Mo retrieved a pair of handles from underneath her dress. With a flick of her wrists, blades sprung from the handles. Although Mo and Ari were younger than her and Ayesha, though only by months, she wanted to be like Mo when she grew up.
Novi approached.
Mo spun the three-pronged blades, and when Novi struck, she dodged the strike with a simple maneuver. Sayeda kept one eye on the fight and the other on Paoli—it was another maddening thing about him. No one knew what he could do, when he would do it, and what kind of damage it would do.
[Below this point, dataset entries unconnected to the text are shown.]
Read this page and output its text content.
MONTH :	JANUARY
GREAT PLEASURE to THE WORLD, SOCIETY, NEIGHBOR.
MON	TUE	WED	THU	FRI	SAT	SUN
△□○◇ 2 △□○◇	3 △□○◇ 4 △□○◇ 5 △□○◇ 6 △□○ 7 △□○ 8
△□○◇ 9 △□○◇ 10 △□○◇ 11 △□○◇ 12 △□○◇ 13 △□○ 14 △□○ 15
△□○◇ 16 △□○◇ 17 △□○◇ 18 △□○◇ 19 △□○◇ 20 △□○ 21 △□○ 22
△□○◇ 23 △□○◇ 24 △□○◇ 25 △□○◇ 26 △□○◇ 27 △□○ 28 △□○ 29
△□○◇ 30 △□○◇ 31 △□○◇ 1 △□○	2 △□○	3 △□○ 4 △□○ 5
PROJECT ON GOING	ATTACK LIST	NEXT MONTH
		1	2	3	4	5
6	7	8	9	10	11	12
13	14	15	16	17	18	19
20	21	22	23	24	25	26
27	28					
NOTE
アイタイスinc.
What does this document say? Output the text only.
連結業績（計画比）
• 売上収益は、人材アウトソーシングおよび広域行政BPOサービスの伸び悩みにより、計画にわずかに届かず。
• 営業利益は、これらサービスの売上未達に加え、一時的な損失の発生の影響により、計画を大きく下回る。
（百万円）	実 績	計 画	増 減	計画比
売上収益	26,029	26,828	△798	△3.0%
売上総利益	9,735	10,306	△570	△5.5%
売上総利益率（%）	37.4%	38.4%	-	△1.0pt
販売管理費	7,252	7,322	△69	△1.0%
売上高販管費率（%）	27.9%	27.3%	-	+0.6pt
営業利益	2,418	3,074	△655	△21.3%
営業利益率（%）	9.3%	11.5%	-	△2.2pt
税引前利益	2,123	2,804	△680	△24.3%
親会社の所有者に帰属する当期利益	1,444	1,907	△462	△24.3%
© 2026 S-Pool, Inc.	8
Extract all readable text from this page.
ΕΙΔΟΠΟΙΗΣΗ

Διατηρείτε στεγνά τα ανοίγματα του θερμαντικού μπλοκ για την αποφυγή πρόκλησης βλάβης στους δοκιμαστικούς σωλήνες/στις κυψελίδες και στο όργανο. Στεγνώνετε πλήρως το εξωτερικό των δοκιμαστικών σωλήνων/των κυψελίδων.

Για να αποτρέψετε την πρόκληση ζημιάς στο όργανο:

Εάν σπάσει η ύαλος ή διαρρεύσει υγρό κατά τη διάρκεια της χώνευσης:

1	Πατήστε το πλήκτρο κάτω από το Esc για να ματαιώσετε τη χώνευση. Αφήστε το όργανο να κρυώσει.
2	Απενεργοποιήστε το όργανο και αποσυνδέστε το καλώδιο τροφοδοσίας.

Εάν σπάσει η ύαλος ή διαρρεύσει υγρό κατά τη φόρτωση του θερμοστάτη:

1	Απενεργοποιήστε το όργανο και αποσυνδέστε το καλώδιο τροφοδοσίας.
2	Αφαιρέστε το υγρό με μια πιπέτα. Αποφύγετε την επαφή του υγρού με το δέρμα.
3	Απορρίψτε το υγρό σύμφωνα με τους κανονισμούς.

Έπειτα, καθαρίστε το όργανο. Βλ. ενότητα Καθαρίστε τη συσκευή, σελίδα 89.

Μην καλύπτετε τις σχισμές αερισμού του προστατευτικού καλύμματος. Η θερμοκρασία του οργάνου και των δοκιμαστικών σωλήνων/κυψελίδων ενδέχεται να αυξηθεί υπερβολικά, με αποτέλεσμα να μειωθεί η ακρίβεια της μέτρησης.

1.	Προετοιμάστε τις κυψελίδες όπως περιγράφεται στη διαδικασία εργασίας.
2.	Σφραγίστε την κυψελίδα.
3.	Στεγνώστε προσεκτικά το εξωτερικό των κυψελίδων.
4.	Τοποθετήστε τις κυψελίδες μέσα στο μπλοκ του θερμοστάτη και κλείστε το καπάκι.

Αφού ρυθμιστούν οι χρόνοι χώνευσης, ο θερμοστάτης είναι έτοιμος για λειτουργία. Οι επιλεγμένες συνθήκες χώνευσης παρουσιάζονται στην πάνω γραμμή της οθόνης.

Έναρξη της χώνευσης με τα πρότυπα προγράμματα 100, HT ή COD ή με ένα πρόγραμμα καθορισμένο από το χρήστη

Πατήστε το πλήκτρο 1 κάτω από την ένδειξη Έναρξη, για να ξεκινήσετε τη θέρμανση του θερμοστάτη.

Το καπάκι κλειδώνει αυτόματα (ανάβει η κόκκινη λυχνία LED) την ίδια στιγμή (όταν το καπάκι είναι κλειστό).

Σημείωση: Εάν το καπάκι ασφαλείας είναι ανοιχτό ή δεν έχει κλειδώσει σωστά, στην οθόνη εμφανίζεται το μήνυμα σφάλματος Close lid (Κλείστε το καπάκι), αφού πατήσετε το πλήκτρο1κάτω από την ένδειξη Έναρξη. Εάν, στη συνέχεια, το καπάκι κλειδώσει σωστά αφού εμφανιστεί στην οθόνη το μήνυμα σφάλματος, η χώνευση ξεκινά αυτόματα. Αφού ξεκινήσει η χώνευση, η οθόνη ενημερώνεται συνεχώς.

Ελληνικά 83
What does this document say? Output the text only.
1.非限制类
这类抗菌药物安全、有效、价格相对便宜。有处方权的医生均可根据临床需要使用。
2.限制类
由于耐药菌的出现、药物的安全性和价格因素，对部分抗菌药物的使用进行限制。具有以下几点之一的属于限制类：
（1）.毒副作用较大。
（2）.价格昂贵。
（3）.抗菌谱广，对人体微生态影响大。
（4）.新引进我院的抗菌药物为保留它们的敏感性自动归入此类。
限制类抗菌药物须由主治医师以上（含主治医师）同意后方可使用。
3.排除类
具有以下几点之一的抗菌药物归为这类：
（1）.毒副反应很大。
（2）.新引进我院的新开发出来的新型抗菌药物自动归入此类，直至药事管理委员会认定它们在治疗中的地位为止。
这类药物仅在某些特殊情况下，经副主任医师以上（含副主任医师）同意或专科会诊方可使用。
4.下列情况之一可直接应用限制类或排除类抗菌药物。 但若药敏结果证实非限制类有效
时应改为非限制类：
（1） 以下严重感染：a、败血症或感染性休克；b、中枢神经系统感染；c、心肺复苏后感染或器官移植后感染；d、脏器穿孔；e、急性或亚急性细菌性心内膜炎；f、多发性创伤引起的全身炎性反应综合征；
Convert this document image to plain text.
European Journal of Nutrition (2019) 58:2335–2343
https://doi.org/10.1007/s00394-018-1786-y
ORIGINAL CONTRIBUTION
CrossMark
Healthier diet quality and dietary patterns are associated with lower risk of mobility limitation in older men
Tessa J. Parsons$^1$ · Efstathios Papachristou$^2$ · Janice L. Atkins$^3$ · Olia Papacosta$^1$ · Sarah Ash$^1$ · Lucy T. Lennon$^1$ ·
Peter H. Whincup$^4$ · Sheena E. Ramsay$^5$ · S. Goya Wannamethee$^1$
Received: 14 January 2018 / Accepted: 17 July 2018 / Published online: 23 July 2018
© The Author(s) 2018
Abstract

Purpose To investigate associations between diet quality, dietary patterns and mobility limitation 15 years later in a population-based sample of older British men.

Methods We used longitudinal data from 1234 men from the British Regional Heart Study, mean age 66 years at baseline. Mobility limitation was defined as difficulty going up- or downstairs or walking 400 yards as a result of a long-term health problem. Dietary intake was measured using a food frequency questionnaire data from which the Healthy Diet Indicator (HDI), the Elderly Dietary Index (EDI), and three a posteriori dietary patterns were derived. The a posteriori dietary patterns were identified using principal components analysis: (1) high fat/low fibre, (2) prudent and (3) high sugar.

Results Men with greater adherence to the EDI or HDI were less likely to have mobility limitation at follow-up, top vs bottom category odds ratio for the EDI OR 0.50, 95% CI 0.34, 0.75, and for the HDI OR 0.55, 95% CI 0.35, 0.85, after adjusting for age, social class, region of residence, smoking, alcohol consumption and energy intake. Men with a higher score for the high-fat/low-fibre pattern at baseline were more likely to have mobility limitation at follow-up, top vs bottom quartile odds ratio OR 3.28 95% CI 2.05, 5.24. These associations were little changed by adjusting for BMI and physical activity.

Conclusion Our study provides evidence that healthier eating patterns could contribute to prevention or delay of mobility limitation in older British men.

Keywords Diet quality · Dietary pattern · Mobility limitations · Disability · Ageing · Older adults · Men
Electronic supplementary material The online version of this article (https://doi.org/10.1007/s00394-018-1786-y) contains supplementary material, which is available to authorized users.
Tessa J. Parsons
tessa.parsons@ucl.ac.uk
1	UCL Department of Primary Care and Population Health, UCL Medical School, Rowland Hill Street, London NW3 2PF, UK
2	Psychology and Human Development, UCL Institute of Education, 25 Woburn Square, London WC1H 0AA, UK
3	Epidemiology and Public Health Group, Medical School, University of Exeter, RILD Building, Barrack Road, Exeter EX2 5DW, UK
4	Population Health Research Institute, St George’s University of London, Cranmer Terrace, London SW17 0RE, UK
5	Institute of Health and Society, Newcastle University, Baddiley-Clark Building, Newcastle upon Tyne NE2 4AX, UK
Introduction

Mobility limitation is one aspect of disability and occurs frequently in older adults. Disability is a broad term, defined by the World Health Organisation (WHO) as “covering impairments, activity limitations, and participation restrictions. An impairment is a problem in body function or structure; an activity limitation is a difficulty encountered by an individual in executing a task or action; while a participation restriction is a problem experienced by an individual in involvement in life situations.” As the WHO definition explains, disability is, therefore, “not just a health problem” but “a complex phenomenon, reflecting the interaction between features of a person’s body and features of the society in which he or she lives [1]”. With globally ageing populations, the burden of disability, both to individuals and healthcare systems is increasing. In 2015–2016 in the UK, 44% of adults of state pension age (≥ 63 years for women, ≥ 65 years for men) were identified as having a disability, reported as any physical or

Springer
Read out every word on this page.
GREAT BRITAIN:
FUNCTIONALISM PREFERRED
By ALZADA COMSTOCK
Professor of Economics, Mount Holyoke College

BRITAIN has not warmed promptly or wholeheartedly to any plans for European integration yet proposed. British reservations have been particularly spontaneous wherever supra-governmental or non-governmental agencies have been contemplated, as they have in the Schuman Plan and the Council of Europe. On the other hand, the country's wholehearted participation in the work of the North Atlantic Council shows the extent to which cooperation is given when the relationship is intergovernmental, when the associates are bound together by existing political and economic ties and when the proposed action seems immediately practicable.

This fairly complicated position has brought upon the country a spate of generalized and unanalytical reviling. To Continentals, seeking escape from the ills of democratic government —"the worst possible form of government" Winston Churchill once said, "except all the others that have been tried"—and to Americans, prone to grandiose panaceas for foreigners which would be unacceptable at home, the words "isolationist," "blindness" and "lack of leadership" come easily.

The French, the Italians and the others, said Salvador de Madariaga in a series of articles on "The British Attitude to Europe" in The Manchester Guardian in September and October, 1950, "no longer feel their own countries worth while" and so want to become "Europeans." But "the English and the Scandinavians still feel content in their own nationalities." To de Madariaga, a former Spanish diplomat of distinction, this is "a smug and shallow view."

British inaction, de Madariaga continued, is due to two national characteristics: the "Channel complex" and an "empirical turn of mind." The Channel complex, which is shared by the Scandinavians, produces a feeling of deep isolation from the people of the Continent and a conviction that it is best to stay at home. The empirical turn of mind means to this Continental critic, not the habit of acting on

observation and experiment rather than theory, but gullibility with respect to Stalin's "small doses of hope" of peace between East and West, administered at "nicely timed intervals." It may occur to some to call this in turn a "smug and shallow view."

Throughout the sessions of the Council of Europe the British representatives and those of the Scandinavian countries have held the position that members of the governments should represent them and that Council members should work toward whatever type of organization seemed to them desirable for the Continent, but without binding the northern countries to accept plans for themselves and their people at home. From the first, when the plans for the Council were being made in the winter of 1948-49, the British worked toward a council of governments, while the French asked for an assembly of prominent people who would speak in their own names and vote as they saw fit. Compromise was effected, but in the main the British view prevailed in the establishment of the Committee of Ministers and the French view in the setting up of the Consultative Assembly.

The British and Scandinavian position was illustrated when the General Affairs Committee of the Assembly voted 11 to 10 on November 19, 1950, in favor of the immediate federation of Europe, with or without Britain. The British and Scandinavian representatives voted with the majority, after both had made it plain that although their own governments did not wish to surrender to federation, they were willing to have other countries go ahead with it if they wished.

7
Novi danced when he fought.
Yet, so did Mo.
The duo moved in concert, morbidly beautiful, dodging and striking, ducking backing away. Novi had a smile on his face, but to her surprise, so did Mo.
Then Novi’s smile grew wider.
He went after Mo with quicker attacks, and Mo parried each one—in stiletto heels. On one attack, she knocked Novi’s hand to the side, and the tip of her blade slid the button off the pastel blue undershirt beneath his white suit.
And Novi giggled.
If that wasn’t enough, he hopped in place.